Allegations that millions of dollars in fundraising was channelled into slush funds have triggered the resignation of four cabinet ministers in Japan.

Some $3.4m is alleged to have ended up in slush funds over a five-year period up to 2022, according to the BBC.

Tokyo prosecutors have also launched a corruption probe.

Chief Cabinet Secretary and top government spokesman, Hirokazu Matsuno, often seen as Prime Minister Fumio Kishida’s right-hand man and the face of his government, was the most prominent of the four ministers. Economy and Industry Minister, Yasutoshi Nishimura, Internal Affairs Minister, Junji Suzuki and Agriculture Minister, Ichiro Miyashita, also stepped down on Thursday. They are all part of a powerful faction.

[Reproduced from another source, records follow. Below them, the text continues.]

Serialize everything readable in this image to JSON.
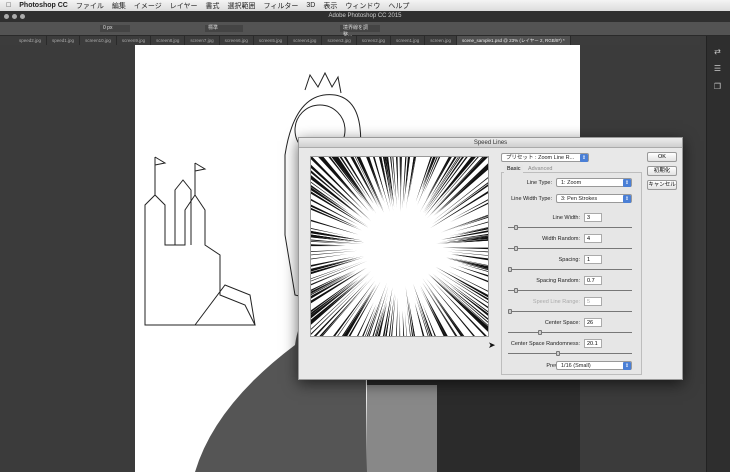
{
  "menubar": {
    "apple": "",
    "items": [
      "Photoshop CC",
      "ファイル",
      "編集",
      "イメージ",
      "レイヤー",
      "書式",
      "選択範囲",
      "フィルター",
      "3D",
      "表示",
      "ウィンドウ",
      "ヘルプ"
    ]
  },
  "window": {
    "title": "Adobe Photoshop CC 2015"
  },
  "options": {
    "feather": "0 px",
    "style": "標準",
    "refine": "境界線を調整..."
  },
  "tabs": [
    "speed2.jpg",
    "speed1.jpg",
    "screen10.jpg",
    "screen9.jpg",
    "screen8.jpg",
    "screen7.jpg",
    "screen6.jpg",
    "screen5.jpg",
    "screen4.jpg",
    "screen3.jpg",
    "screen2.jpg",
    "screen1.jpg",
    "screen.jpg",
    "scene_sample1.psd @ 23% (レイヤー 2, RGB/8*) *"
  ],
  "dialog": {
    "title": "Speed Lines",
    "preset": "プリセット : Zoom Line R...",
    "tabs": [
      "Basic",
      "Advanced"
    ],
    "buttons": {
      "ok": "OK",
      "reset": "初期化",
      "cancel": "キャンセル"
    },
    "line_type": {
      "label": "Line Type:",
      "value": "1: Zoom"
    },
    "line_width_type": {
      "label": "Line Width Type:",
      "value": "3: Pen Strokes"
    },
    "fields": [
      {
        "label": "Line Width:",
        "value": "3",
        "slider": 0.05,
        "disabled": false
      },
      {
        "label": "Width Random:",
        "value": "4",
        "slider": 0.05,
        "disabled": false
      },
      {
        "label": "Spacing:",
        "value": "1",
        "slider": 0.0,
        "disabled": false
      },
      {
        "label": "Spacing Random:",
        "value": "0.7",
        "slider": 0.05,
        "disabled": false
      },
      {
        "label": "Speed Line Range:",
        "value": "5",
        "slider": 0.0,
        "disabled": true
      },
      {
        "label": "Center Space:",
        "value": "26",
        "slider": 0.25,
        "disabled": false
      },
      {
        "label": "Center Space Randomness:",
        "value": "20.1",
        "slider": 0.4,
        "disabled": false
      }
    ],
    "preview_zoom": {
      "label": "Preview Zoom:",
      "value": "1/16 (Small)"
    }
  },
  "colors": {
    "accent": "#4a7fd6",
    "workspace": "#3b3b3b"
  }
}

The BBC reports that this is the latest blow to Prime Minister Kishida’s increasingly unpopular government, whose approval ratings have plunged.

Public support for the ruling Liberal Democratic Party (LDP), which has been in power almost continuously since 1955, fell below 30% for the first time since 2012, an NHK survey on Tuesday showed.

The faction, also known as the Seiwa policy group, allegedly failed to report hundreds of millions of yen in fundraising income. When their sales exceeded the quotas, members received the additional funds.

This, the BBC reports, would not violate Japanese law – but the allegations in the present case suggest that the additional revenue was kept off the books and instead went into slush funds.